Nato negli anni Cinquanta
CESENA. E’ il dolce dell’otto marzo. E non potrebbe essere altrimenti perché quella gastro libidine che risponde al nome di mimosa è omonimo del fiore simbolo della festa delle donne. La mimosa fu scelta perché considerata un fiore povero, facile da trovare nelle campagne.
La storia del dolce l’ha raccontata Lucia Facchini sull’edizione online del Gambero Rosso. La mimosa, inteso come dolce, è nato negli anni ’50 grazie all’inventiva di Adelmo Renzi, cuoco di un ristorante di Rieti. Nel 1962 partecipò a un concorso per professionisti del settore a Sanremo e vinse. In breve tempo il dolce divenne famoso in tutta Italia e ben presto fu legato alla festa delle donne.
Tutto sommato è una preparazione semplice. La base è il pan di Spagna (farina, zucchero e uova) che ha un duplice utilizzo. I dischi innanzitutto sono inzuppati con una bagna a base di marsala, grand marnier o maraschino. Ma c’è chi opta per un succo all’ananas. Poi sono farciti con crema pasticcera o, ancor meglio, la superba chantilly. Non guasta, ma è facoltativa, poi una grattugiata di cioccolato fondente. Ma una parte dello stesso pan di Spagna è ridotto in pezzetti che ricoprono la superficie e danno il nome al dolce. Ne nasce un prodotto gradevole e per nulla invasivo. Può essere mangiato in qualsiasi momento della giornata: fine pranzo, merenda o colazione.

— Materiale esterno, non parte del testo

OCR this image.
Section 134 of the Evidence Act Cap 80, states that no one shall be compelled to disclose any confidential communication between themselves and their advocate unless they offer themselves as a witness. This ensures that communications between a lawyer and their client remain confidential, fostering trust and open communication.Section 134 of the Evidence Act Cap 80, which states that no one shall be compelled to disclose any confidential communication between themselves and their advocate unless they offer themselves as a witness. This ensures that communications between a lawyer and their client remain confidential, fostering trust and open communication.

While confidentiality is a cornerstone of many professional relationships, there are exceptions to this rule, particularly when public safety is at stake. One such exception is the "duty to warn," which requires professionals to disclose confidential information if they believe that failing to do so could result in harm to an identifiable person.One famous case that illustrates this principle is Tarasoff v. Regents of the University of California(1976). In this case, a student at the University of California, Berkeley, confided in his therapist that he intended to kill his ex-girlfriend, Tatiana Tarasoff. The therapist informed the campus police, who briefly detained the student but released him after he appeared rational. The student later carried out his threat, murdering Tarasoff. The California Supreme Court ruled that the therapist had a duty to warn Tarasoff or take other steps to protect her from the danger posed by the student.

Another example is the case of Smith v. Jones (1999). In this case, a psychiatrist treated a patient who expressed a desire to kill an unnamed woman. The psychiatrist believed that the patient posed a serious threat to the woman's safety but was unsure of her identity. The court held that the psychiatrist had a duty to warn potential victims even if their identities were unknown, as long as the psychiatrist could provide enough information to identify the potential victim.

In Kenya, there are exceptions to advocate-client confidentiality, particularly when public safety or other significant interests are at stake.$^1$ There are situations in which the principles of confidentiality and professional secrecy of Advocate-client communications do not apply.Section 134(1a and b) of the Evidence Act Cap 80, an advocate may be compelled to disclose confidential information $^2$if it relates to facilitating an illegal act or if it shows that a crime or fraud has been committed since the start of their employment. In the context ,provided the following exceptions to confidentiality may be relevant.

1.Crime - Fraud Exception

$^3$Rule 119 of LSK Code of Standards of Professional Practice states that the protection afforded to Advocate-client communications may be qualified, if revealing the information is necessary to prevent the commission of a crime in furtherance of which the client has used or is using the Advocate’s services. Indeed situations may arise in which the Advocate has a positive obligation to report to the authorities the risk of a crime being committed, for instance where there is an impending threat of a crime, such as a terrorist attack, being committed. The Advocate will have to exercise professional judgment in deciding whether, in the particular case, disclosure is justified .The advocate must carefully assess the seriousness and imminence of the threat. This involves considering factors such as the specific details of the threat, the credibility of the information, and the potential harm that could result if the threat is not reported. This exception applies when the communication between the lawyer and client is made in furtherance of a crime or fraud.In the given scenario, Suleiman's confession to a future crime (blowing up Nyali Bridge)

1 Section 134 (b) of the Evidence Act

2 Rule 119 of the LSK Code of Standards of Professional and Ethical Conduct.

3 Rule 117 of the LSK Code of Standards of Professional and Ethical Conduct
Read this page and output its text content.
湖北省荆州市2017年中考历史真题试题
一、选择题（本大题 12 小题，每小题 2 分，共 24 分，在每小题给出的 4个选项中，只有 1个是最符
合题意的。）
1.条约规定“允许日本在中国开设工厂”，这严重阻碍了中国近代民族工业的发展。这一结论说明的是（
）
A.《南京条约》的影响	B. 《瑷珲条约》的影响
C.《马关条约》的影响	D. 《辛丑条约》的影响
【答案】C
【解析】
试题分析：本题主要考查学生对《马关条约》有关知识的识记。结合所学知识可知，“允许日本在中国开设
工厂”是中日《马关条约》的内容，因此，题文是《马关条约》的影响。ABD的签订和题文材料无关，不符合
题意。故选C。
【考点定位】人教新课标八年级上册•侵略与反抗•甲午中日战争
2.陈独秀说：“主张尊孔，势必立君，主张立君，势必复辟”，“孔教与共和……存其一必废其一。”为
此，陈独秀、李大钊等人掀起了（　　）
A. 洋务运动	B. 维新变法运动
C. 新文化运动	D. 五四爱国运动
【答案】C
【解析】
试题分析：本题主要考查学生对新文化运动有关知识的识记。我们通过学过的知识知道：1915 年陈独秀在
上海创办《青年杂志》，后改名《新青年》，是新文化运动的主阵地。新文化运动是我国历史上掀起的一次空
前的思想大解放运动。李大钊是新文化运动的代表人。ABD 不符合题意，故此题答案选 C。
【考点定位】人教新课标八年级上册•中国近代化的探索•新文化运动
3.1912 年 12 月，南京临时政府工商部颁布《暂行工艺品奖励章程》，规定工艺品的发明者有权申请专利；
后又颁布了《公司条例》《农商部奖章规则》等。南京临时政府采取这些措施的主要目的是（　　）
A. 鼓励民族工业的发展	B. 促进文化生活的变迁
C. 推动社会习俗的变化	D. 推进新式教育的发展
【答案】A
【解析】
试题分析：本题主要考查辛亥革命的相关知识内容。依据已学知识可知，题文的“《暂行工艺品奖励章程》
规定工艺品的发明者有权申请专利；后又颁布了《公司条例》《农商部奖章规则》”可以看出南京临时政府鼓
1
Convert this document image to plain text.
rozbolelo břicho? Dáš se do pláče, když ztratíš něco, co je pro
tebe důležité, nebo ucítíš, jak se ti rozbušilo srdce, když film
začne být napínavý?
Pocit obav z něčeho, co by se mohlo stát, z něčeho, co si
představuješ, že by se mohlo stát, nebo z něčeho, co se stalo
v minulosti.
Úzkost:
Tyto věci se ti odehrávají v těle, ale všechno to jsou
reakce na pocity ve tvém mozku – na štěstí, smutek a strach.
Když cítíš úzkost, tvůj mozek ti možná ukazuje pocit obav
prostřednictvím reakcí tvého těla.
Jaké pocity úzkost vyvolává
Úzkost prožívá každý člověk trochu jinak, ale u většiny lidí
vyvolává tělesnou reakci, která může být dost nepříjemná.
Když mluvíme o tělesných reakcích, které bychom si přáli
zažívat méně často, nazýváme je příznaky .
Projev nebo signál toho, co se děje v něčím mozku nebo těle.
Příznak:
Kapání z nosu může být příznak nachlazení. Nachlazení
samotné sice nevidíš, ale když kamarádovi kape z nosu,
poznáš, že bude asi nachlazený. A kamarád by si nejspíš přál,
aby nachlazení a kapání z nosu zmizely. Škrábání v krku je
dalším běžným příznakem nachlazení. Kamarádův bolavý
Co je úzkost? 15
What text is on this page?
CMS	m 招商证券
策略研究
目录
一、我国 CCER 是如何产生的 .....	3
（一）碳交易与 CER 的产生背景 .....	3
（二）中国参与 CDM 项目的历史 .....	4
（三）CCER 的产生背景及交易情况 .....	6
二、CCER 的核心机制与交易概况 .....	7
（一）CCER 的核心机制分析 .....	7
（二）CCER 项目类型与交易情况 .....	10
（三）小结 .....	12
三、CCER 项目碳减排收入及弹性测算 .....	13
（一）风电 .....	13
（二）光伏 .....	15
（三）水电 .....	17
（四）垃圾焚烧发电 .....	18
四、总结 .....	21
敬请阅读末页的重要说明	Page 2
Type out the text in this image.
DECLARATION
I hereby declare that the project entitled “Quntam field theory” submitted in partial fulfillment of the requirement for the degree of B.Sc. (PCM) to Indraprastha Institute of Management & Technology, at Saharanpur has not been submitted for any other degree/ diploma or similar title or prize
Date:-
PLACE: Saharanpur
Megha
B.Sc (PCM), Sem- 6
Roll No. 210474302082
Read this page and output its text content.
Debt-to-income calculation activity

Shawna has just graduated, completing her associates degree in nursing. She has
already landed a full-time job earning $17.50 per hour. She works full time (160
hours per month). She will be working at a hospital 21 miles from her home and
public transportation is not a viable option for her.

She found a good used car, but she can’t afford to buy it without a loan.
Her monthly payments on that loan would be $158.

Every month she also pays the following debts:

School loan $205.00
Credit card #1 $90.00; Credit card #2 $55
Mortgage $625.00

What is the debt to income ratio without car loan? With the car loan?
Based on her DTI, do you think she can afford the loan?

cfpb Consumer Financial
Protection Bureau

Nei primi due casi può essere abbinato al cocktail mimosa, drink fresco al profumo di agrumi. Lucia Facchini, sempre sul Gambero Rosso, spiega che ne esistono due tipi: il primo è nato nel club londinese Buck’s Fizz all’inizio degli anni ’20, mentre il secondo è stato messo a punto da un barman all’hotel Ritz di Parigi nel 1925. I due cocktail hanno gli stessi ingredienti miscelati in proporzioni diverse. Il Buck’s Fizz è realizzato con spumante e succo d’arancia in rapporto 2-1, sciroppo di granatina e scorza d’arancia come guarnizione. Nel mimosa francese la componente alcolica eguaglia il succo di frutta fresca.